Liar, she thought. He spoke so glibly of adoption. The truth, his real desire, his need, still lurked within his eyes. The bone-deep, ancient need to create life and pass on one’s genes to a new generation.
If pandas were lacking she, at least, could fulfill her drives with a raccoon or a human. Brandon and Leona had fallen in love. Two breeds whose genetics would deny them the one thing their most powerful instincts wanted above all.
She’d seen a lot of this in Talbot’s Peak. Shifters, humans, joining, mating, playing mix and match. Sooner or later they all wanted that one basic thing. Some had a fighting chance. Those her gynecological training could help. Others were reproductively doomed from the start. Those she saw as a challenge.
Even if she never had a child of her own, she could see that others weren’t denied.
“I will keep looking,” she promised. “As I said, you’re both mammal shifters. You have a running start. We need only find a way to blend your genes. You may need to find a human surrogate. I can’t guarantee Leona could carry a hybrid to term. Humans seem capable of birthing anything. Genetically they’re quite resilient.”
“You don’t need to do that,” he said, too quickly. His eyes continued to lie. To plead.
She smiled. “Let me continue anyway, for my own amusement. The research is sure to help someone.”
“Yes, that’s true. Especially here. Thank you, Doctor. If you need anything—”
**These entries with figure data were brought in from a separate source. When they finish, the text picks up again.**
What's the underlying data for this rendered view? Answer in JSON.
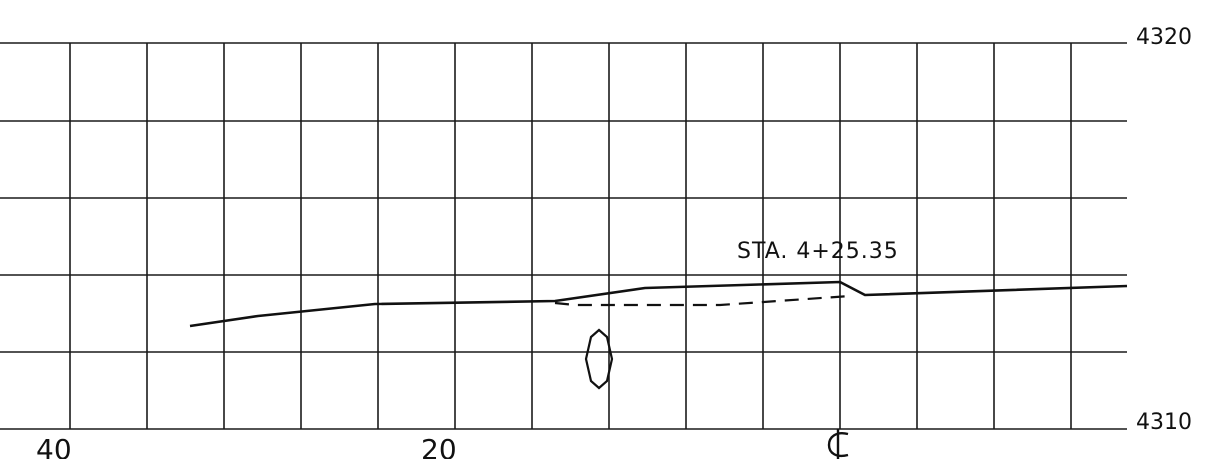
{
  "drawing": {
    "station_label": "STA. 4+25.35",
    "elevation_labels": {
      "top": "4320",
      "bottom": "4310"
    },
    "offset_labels": {
      "left": "40",
      "middle": "20",
      "centerline": "℄"
    }
  }
}
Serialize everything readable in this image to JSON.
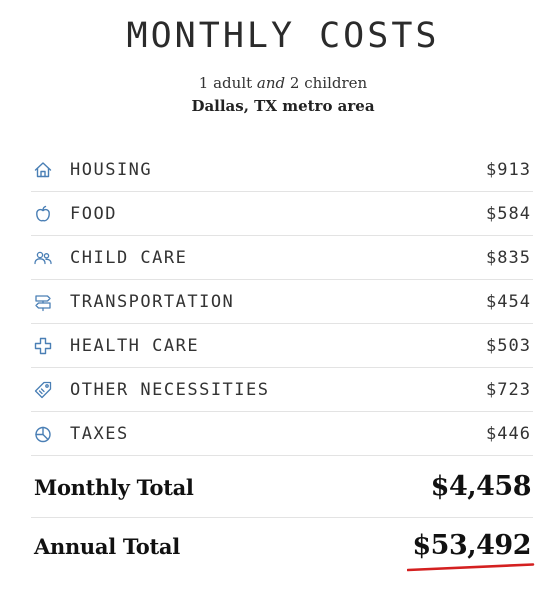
{
  "header": {
    "title": "MONTHLY COSTS",
    "household_adults": "1 adult",
    "household_and": "and",
    "household_children": "2 children",
    "location": "Dallas, TX metro area"
  },
  "costs": [
    {
      "icon": "house-icon",
      "label": "HOUSING",
      "amount": "$913"
    },
    {
      "icon": "apple-icon",
      "label": "FOOD",
      "amount": "$584"
    },
    {
      "icon": "people-icon",
      "label": "CHILD CARE",
      "amount": "$835"
    },
    {
      "icon": "signpost-icon",
      "label": "TRANSPORTATION",
      "amount": "$454"
    },
    {
      "icon": "medical-cross-icon",
      "label": "HEALTH CARE",
      "amount": "$503"
    },
    {
      "icon": "tag-icon",
      "label": "OTHER NECESSITIES",
      "amount": "$723"
    },
    {
      "icon": "pie-chart-icon",
      "label": "TAXES",
      "amount": "$446"
    }
  ],
  "totals": {
    "monthly_label": "Monthly Total",
    "monthly_value": "$4,458",
    "annual_label": "Annual Total",
    "annual_value": "$53,492"
  },
  "colors": {
    "icon": "#4a7fb5",
    "underline": "#d42020",
    "divider": "#e3e3e3"
  }
}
“I will call you. And I will be sure to keep you apprised of my progress.” She lowered her voice. “At some point, I will have to speak to Leona. And run tests.”
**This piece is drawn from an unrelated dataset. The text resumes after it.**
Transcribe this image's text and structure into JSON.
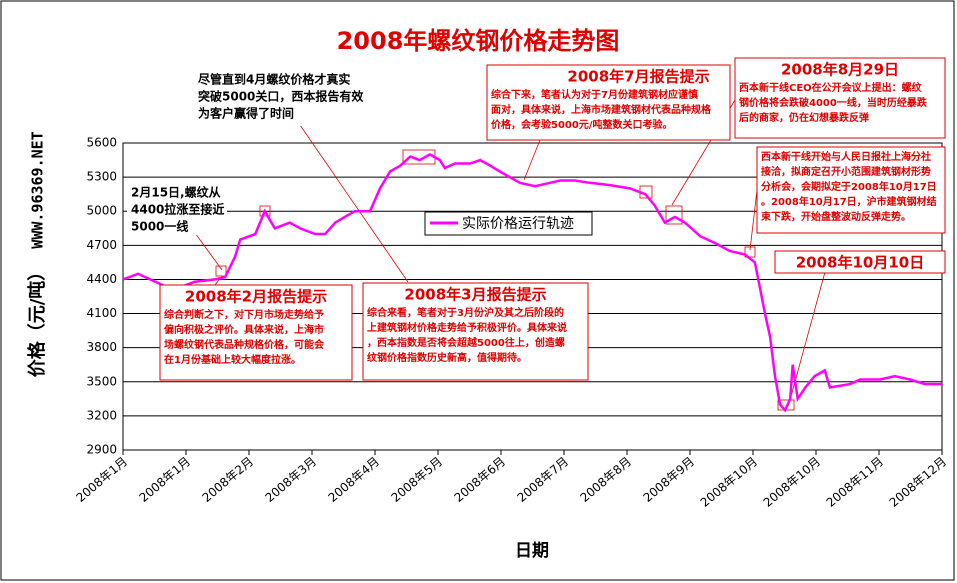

Brand grimaced. “Good luck. She’s tough to pin down, and she hates doctors. Better let me talk to her first.” He sighed. “We’ll work something out.”
“I’m sure the three of us will. Good day to you, Mr. Fledermaus.”
A girl entered her office as Brand went out. “You the doctor looking for medical volunteers?” she asked. “I heard you pay.”
“Let’s discuss the details first. You may change your mind. You’re a human-shifter hybrid?”
Her head bobbed. While she spoke, she hopped from foot to foot. “I’m supposed to be. Mom said Dad was human. I don’t know, I never met him. Mom’s a hare. When I shift, my ears are too short and my ass is too big, so who knows? Dad wasn’t a bunny, that’s for damn sure.”
This was good. This was excellent. Rabbits and humans were the most fertile of the breeds. Their genes mixed with practically everything. If she could isolate the common factor— “A simple test will determine your ancestry. Yes, I will pay you. Anything beyond that we’ll have to discuss.”
“Kewl.” The girl was staring at her medical credentials, framed on the wall. “Your name’s really Dr. Who?”
Lin swallowed an ancient Chinese curse. “If you’d please come this way?”